Saturday, August 09, 2003


Today we bought a grill!!

 

. . . in preparation for the next onslaught of our home-buying saga, which promises to come to an end next week at last.

 

Perhaps it was the good news that the waiting will soon come to an end that brought about last night’s sudden extravagance as we walked the aisles at Fairway Market.  Perhaps it’s just that we’ve abandoned salads and have decided to COOK again which in itself is probably a result of last week’s fresh produce extravaganza, or just the outward expression of the sentiment we have air conditioning – let’s use it!
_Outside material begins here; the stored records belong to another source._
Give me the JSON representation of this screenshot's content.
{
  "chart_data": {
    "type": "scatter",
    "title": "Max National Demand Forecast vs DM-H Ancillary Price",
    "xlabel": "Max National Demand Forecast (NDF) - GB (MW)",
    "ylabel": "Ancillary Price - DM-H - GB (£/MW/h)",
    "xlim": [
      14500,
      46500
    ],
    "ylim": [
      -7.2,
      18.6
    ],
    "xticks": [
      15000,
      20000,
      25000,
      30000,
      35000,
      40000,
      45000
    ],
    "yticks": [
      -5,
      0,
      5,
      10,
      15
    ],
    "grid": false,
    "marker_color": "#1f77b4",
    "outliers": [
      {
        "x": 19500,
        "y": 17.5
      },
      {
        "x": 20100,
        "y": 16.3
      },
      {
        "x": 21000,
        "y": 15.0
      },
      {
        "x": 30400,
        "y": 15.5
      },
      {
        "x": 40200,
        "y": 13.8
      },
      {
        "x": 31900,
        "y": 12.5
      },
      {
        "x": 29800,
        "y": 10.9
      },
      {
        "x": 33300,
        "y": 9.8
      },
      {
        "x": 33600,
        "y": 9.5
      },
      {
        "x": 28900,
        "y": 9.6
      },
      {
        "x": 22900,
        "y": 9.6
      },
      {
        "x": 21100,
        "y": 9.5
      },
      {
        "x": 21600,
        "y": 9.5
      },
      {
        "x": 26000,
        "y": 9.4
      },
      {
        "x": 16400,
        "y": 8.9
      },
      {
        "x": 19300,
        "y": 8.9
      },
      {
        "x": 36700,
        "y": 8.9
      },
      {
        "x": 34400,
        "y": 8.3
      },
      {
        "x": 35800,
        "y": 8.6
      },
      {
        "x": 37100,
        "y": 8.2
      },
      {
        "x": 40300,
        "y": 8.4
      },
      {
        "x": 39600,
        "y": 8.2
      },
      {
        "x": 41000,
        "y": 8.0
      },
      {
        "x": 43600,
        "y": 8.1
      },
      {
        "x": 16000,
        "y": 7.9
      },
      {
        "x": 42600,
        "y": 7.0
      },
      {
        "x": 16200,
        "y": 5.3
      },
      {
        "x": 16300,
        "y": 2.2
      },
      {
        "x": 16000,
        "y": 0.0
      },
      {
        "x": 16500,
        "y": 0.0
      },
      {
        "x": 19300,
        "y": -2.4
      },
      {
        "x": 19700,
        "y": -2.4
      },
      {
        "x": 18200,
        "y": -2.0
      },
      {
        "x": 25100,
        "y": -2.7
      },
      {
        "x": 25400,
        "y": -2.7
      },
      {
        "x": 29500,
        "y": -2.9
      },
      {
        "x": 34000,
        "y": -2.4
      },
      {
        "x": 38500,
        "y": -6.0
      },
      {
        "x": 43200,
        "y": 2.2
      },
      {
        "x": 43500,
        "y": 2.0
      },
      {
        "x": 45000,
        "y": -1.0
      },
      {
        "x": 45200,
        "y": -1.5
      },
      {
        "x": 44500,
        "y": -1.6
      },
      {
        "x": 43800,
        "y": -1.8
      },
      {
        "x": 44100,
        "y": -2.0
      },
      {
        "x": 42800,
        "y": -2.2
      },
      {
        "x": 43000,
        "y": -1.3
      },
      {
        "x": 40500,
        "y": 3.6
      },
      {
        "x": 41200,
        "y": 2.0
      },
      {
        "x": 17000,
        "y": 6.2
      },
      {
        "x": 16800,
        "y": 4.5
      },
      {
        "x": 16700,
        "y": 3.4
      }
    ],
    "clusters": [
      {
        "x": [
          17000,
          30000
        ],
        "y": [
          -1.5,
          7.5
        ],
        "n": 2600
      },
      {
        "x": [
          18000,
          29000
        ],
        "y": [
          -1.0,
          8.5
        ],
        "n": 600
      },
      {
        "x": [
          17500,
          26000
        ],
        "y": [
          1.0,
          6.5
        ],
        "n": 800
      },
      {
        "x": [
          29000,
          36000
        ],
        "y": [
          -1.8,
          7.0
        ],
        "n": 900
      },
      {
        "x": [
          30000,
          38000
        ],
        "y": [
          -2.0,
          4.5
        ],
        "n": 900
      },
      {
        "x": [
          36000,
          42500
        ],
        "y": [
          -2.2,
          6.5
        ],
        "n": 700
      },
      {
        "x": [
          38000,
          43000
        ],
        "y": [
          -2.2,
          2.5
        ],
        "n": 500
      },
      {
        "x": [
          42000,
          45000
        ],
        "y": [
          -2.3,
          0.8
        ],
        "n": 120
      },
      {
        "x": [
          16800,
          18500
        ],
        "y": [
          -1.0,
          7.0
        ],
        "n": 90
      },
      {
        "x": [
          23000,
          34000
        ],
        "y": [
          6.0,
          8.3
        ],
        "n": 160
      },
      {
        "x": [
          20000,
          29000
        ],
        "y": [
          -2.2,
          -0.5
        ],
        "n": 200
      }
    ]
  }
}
Or maybe just the admission that a couple of gourmands can only live on salads for so long. 

 

Anyhow, dinner ended up being sautéed shrimp and scallops, with a sauce of sweet corn (cut off the cob) cherry tomatoes, a couple of crimini mushrooms (for depth), some of last week’s fresh onions, and lots of fresh thyme, cooked with little fish stock from the freezer and a little of the cheap Pinot Grigio delle Venezie I’d sold earlier in the day. (As an aside, this wine turns out to be a great cooking wine – nice and acidic and not too much alcohol, plus I don’t feel guilty about using it for cooking, nor is it too nasty to drink if you can’t resist a nip before dinner.)  All this cooked together nicely and made a nice fresh sweet-and-crunchy sauce for the soft, sweet and scallop-y scallops and the crunchy shrimp-y shrimps.  I realized as we were eating it that I had A). forgotten to add some butter to thicken up the sauce and make it richer and B). forgotten to buy more butter at Fairway, which is probably why I forgot to put it in.  (And I call my self a Julie/Julia reader?!)

 

Would the sauce have been that much better with the butter?  Yes, it would have – the sauce would have been thicker, and it’s true what they say:  fat is flavor.  The corn would have tasted brighter, for sure (ooh corn loves butter!).  But y’know what?  It was nice that there was no butter because after we each ate a heaping plate full, plus a little more, we felt satisfied, not stuffed full, which was nice.  I reiterate – nothing like a heaping plate of summer vegetables!  (even if they came from Fairway since it was the end of the week and we <sigh> have no garden yet!)

 

And the lack of butter was fully made up for by the fact that we had a bottle of the new Bregeon (2002) Muscadet to drink.  Now, don’t get me wrong – the 2001 was amazing stuff.  Rich and yeasty and full, where most Muscadet is sharp and acidic and metallic.  I’m surprised they even let him call the stuff Muscadet, truth be told, since it’s so different than what anyone else makes in the appellation.  The 2002, on the other hand (while it still had that nice yeasty nose and smelled just a bit more minerally than any other Muscadet can manage) had the prickle of effervescence and the light body and alcohol that says “I am Muscadet” and just cries out for seafood!!  You know, this wine must explain the reason why I held out for the extravagence factor.  I think I must have noticed the bottle in the fridge while I was peeking to see what we needed at the store (did I even peek? Surely I would have noticed that we needed butter!) and that’s why I insisted that we HAD to have scallops with corn and cherry tomatoes, no matter how dear the scallops.  Or maybe I had just read the entry in the Kermit Lynch newsletter earlier in the day that described the wine like this:  “light in alcohol, bone-dry but not sharp, fresh as a daisy, a true thirst-quencher that lends itself to larger-sized swallows, everything a fish or shellfish needs postmortem, a pleasant price. . . .” and so was in the back of my mind concocting the perfect meal to go with this wine, not realizing we had a bottle. . . .

 

At any rate, I wish ALL Muscadets were that good.  The world would be a far better place.  And it would also be nice to have scallops every night of the week, especially served with corn and cherry tomatoes!  I’m sure I’ll change my tune once (come the weekends, anyhow) we can grill lamb chops on our glorious Weber (22” – gotta have the large size!) in our very own back yard and serve them with lettuce so fresh it’s still kicking.  What will we drink then?  Hm, I think a nice cool Cru Beaujolais?  Perhaps a spicy Cotes du Rhone, maybe from one of the villages that turns out more elegant wines, like Sablet?  Something from Provence?  Stay tuned. . . .

 

For now the grill is in its box on the landing outside our hallway, dreaming of its future uses, we hope.